Views expressed in opinion columns are the author's own.

Chelsea Manning's campaign announcement ad shows America on the brink of ruin. The video cuts from protesters clashing with police to white supremacists brandishing their infamous TIKI torches. It's the real-life apocalypse that rightfully keeps leftists up at night. The footage is littered with chromatic aberration and static effects, giving it a sinister feel. Manning dramatically declares, "We live in trying times… times of fear… of suppression… of hate." The whole production sits precariously on the edge of chilling efficacy and overblown theatrics. The only thing that keeps the ad from collapsing under the weight of its own self-serious doomsaying is the terror of the opening images.

Another well-known politician uses similar rhetoric: the president. Manning's stance on issues is wholly opposed to Donald Trump's, and that's unquestionably for the best. She's taking a radical approach to upholding civil liberties, while he does the exact opposite. But their campaign strategies share a populist attitude. I have to imagine that, for whatever reason, the image of a crowd of refugees is almost as bone-chilling to Trump supporters as footage of white supremacists rallying in public is to me.

With Trumpism infecting the Republican Party, it's worth questioning whether Manning could start an opposing movement among the Democrats. But first, she has to win. I think she stands the best chance of a primary victory if she follows three simple steps from Trump's playbook:

Step One: Put populism above practicality.

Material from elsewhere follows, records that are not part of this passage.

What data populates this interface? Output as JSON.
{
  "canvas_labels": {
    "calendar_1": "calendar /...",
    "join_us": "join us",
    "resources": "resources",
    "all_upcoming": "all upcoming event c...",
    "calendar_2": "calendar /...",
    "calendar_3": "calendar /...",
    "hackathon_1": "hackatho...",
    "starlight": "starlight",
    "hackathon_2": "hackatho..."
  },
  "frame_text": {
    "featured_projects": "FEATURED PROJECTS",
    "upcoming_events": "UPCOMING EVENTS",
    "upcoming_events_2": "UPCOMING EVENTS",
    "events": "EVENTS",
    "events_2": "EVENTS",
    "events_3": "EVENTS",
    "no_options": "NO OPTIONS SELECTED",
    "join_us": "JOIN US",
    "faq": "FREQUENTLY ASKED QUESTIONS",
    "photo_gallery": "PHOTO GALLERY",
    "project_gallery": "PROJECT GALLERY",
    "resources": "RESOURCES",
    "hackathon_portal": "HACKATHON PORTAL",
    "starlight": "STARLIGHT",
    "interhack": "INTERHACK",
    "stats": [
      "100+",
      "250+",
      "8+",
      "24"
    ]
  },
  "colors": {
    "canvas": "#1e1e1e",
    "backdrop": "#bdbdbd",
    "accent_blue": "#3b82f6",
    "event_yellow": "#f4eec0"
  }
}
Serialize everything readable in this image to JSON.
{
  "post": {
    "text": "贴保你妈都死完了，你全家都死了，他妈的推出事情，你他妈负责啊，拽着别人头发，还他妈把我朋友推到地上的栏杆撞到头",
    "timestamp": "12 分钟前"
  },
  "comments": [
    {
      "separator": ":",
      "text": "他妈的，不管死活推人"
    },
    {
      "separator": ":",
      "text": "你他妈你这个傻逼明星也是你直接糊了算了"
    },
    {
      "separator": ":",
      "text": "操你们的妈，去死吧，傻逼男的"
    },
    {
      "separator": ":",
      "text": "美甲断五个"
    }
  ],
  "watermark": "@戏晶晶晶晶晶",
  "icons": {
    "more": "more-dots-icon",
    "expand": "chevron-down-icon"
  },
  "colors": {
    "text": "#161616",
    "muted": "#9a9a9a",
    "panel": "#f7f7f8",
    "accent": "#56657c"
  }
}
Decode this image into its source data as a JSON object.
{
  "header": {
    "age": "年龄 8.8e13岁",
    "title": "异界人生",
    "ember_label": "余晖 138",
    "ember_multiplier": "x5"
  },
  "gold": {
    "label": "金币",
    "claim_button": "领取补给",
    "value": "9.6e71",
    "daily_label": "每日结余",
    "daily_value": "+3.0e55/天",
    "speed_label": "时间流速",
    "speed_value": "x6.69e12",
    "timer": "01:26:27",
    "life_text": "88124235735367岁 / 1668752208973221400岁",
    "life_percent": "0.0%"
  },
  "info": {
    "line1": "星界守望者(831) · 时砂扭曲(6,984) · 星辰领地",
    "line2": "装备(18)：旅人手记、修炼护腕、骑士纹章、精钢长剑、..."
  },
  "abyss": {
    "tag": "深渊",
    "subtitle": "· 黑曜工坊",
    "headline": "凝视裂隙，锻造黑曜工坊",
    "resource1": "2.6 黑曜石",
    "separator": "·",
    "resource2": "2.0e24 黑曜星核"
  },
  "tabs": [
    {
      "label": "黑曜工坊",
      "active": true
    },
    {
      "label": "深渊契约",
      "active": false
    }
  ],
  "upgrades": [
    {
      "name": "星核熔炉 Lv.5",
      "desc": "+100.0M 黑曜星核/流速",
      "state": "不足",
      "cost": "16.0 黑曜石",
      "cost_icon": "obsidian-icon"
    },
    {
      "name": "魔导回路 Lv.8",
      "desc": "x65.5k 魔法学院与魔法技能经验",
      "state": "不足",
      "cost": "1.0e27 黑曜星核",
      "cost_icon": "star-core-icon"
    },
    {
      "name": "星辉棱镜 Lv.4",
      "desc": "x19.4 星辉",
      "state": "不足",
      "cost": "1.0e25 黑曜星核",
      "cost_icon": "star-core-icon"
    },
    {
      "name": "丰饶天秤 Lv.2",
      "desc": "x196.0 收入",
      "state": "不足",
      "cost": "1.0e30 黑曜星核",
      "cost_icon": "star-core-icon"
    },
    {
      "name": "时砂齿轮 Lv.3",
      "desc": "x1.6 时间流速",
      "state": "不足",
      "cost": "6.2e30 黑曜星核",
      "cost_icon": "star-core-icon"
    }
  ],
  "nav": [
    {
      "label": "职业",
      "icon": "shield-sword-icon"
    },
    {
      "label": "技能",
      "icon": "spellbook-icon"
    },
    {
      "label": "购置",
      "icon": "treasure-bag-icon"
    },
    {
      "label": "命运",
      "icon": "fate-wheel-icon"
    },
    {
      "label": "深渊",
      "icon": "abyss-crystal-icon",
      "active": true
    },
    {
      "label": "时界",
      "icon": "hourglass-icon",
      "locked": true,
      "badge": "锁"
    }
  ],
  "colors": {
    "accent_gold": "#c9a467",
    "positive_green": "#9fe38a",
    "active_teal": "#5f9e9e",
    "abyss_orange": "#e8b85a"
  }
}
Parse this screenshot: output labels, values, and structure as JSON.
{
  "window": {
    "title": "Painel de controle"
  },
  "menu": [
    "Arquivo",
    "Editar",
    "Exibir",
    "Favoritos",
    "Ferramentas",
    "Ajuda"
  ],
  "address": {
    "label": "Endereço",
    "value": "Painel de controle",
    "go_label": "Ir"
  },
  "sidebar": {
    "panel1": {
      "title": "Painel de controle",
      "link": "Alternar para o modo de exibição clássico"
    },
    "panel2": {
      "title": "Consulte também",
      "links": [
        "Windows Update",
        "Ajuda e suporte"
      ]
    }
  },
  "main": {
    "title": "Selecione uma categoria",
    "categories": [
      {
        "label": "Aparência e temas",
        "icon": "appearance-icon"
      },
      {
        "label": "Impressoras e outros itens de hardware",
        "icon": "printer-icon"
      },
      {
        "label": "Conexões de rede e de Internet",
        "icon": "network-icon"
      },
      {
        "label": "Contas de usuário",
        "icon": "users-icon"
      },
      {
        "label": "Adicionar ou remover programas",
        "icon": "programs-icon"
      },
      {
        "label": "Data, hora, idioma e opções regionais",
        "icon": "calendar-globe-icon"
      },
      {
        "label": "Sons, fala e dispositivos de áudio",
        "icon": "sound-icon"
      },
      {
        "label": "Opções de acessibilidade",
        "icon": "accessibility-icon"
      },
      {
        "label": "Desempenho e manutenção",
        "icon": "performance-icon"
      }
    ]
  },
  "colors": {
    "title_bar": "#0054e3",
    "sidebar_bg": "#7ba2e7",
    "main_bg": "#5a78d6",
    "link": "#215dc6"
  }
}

Manning has already started to outline her unique brand of left-wing populism. She rejects raising millions of dollars in campaign funding and supports free college tuition and healthcare, as well as a universal basic income. She proposes cutting military funding to pay for at least some of these programs. Someone more cynical than I might suggest it's the progressive version of building a wall and having Mexico pay for it. But that bold optimism is part of the populist appeal. Manning should continue to focus on the ideals behind her policies rather than their implementation if she wants to invigorate the leftist vote.

Step Two: Blame the elites.

Manning has already pulled this trick off brilliantly in her campaign announcement ad. She opposes a sinister, faceless "them" — referring nebulously to political elites. "They" can't be trusted because "they" don't understand "us." Trump supporters call this sentiment "draining the swamp." If Manning can convince voters that her opponents are out-of-touch elites, she might also convince them that a new wave of left-wing leadership is the solution.

Step Three: Above all else, never apologize.

Apologies are for losers. Trump infamously noted that he would "apologize sometime in the hopefully distant future if I'm ever wrong." Of course, Trump's refusal to admit wrongdoing is partially an extension of his toxic embodiment of white, male privilege. However, it also helps him back up otherwise comically impractical policies with an air of confidence. That's the kind of bravado Manning will need if she wants to convince Marylanders to join her revolution.

If Manning follows these steps, she may stand a chance of defeating incumbent Sen. Ben Cardin. By tapping into the populist currents that put Trump in office, she could invigorate the Democratic party and progressives alike. Her rhetoric may seem impractical, but it could push political discussion back to the left. For better or worse, Trumpian politics are here to stay. Chelsea Manning could use them for good.